Para que uma empresa seja Sustentável, pensar na responsabilidade dos seus processos no trato com as pequenas empresas e fornecedores é fundamental! Por todo o Brasil temos diversas indústrias se instalando, alardeando suas práticas sociais e ambientais junto à comunidade e trazendo como meta a priorização da contratação de fornecedores locais. Mas será que as empresas realmente estão dispostas a fazer o que é necessário para dialogar com o dinamismo, a diferença de ritmo e as outras peculiaridades das pequenas empresas e organizações?
É preciso grande dose de consciência e convicção por parte das grandes companhias para iniciar uma relação com fornecedores de pequeno porte. Isso porque em um país da dimensão continental como o nosso, se posicionar como uma empresa que respeita a diversidade é também respeitar os limites das pequenas organizações com as quais se relacionam, buscando entender os diferentes contextos de cada região. E por que não ensinar algumas práticas de negócios a exemplo de tanta capacitação oferecida por empresas a organizações que desenvolvem trabalhos sociais? O efeito pedagógico dessas atitudes é bom para ambos os lados.
É comum que as empresas busquem se posicionar cada vez mais fortemente como acolhedoras da diversidade, mas será que essas práticas ultrapassam as fronteiras dos seus departamentos de Recursos Humanos, de Meio Ambiente ou de Responsabilidade Social para além das pessoas? Se a resposta for sim, será que as mudanças permearam os processos internos? O que mudou nas diretrizes do Jurídico, do departamento de Gestão Financeira, por exemplo? Esses setores já passaram por um processo de sensibilização para entender as diferenças esperadas no relacionamento da empresa com os pequenos fornecedores? Será que aqueles 30, 60 ou até 90 dias de prazo para pagamento de fornecedores foram repensados e alterados para 15 nos casos de pequenos produtores ou consultores. Lembremos que esse grupo não conta com expressivo capital de giro capaz de garantir suas operações por tanto tempo após a entrega do produto ou do serviço.

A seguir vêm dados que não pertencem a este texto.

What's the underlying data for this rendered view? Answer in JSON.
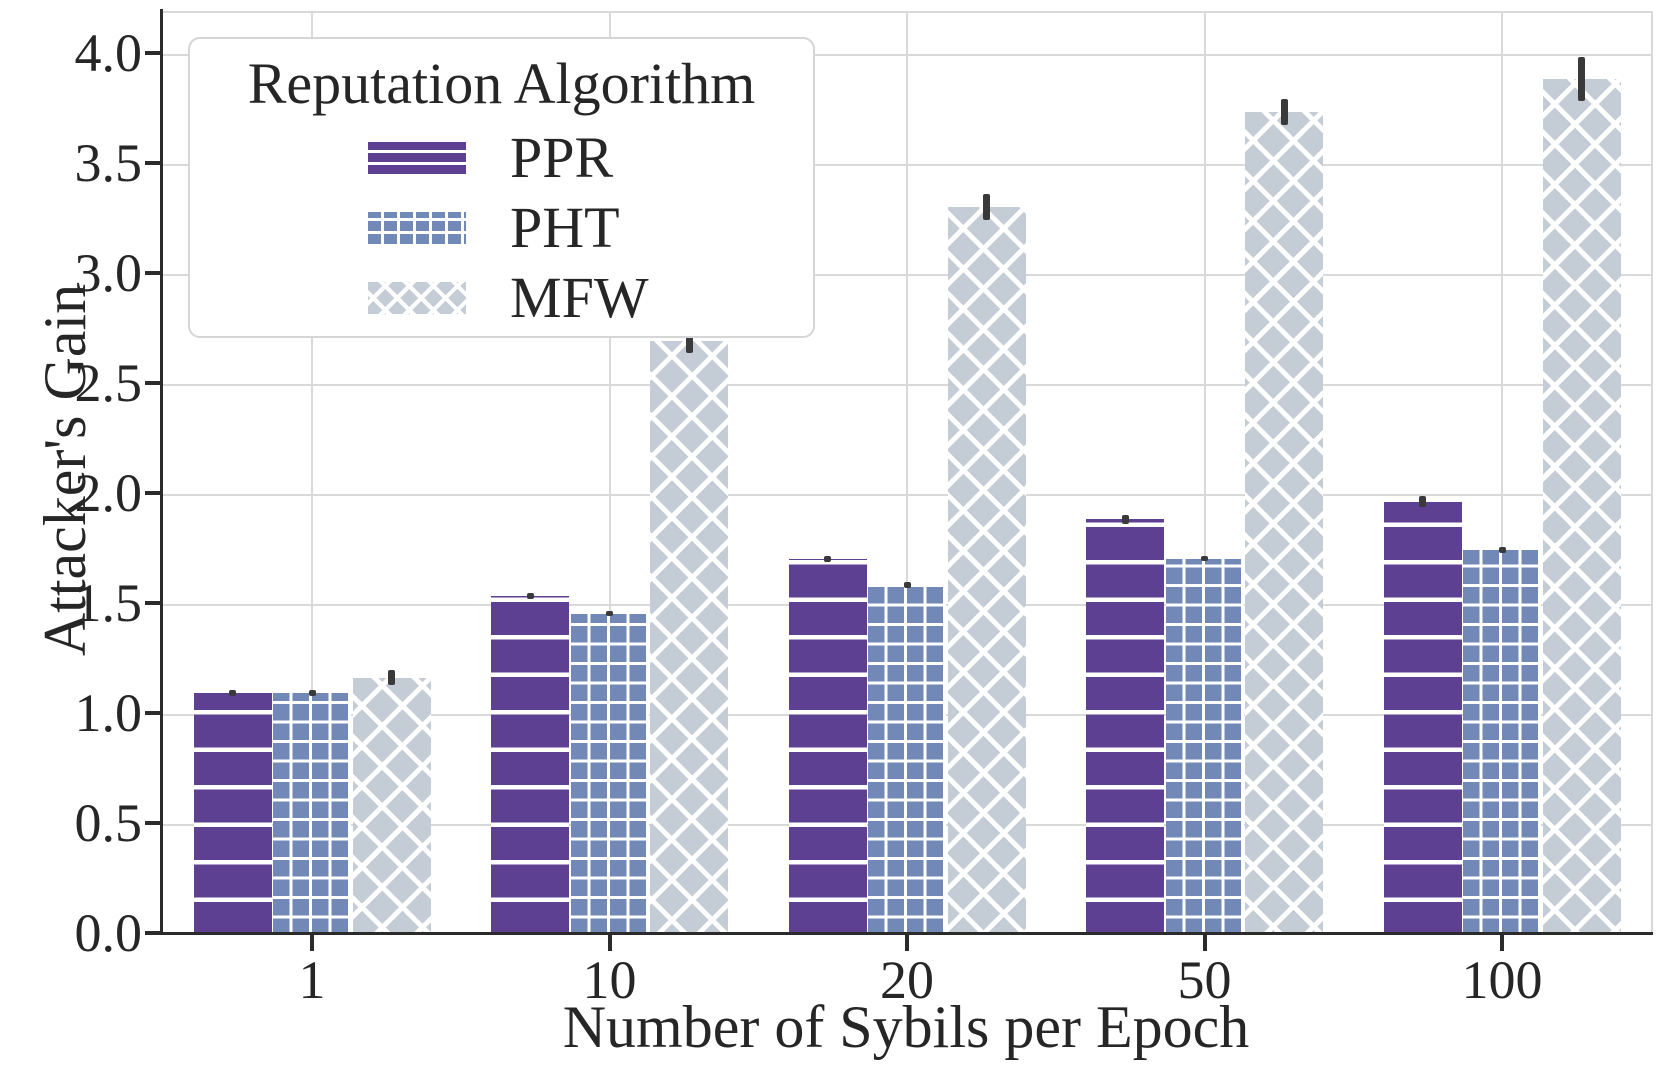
{
  "figure": {
    "background": "#ffffff"
  },
  "chart_data": {
    "type": "bar",
    "title": "",
    "xlabel": "Number of Sybils per Epoch",
    "ylabel": "Attacker's Gain",
    "categories": [
      "1",
      "10",
      "20",
      "50",
      "100"
    ],
    "series": [
      {
        "name": "PPR",
        "color": "#5d4092",
        "hatch": "horizontal-lines",
        "values": [
          1.1,
          1.54,
          1.71,
          1.89,
          1.97
        ],
        "errors": [
          0.012,
          0.015,
          0.015,
          0.02,
          0.025
        ]
      },
      {
        "name": "PHT",
        "color": "#7289b7",
        "hatch": "grid",
        "values": [
          1.1,
          1.46,
          1.59,
          1.71,
          1.75
        ],
        "errors": [
          0.012,
          0.012,
          0.015,
          0.012,
          0.015
        ]
      },
      {
        "name": "MFW",
        "color": "#c4cdd5",
        "hatch": "diagonal-crosshatch",
        "values": [
          1.17,
          2.7,
          3.31,
          3.74,
          3.89
        ],
        "errors": [
          0.035,
          0.055,
          0.06,
          0.06,
          0.1
        ]
      }
    ],
    "y_ticks": [
      "0.0",
      "0.5",
      "1.0",
      "1.5",
      "2.0",
      "2.5",
      "3.0",
      "3.5",
      "4.0"
    ],
    "ylim": [
      0,
      4.19
    ],
    "grid": true,
    "legend": {
      "title": "Reputation Algorithm",
      "position": "upper left"
    },
    "error_bar_color": "#3a3a3a",
    "hatch_color": "#ffffff"
  }
}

E o contrato? Considera medidas de sanções adequadas ao perfil do fornecedor ou traz as mesmas cláusulas draconianas aplicadas aos mesmos fornecedores com presença no mercado mundial? Será que os grandes contratantes ainda impõem restrição aos pequenos fornecedores a divulgar sua marca em seu portfólio de clientes? Se sim, por que? Como esse pequeno aumentará as chances de conquistar mais mercado se não pode citar sua relação comercial com a grande companhia para a qual presta serviços ou vende seus produtos?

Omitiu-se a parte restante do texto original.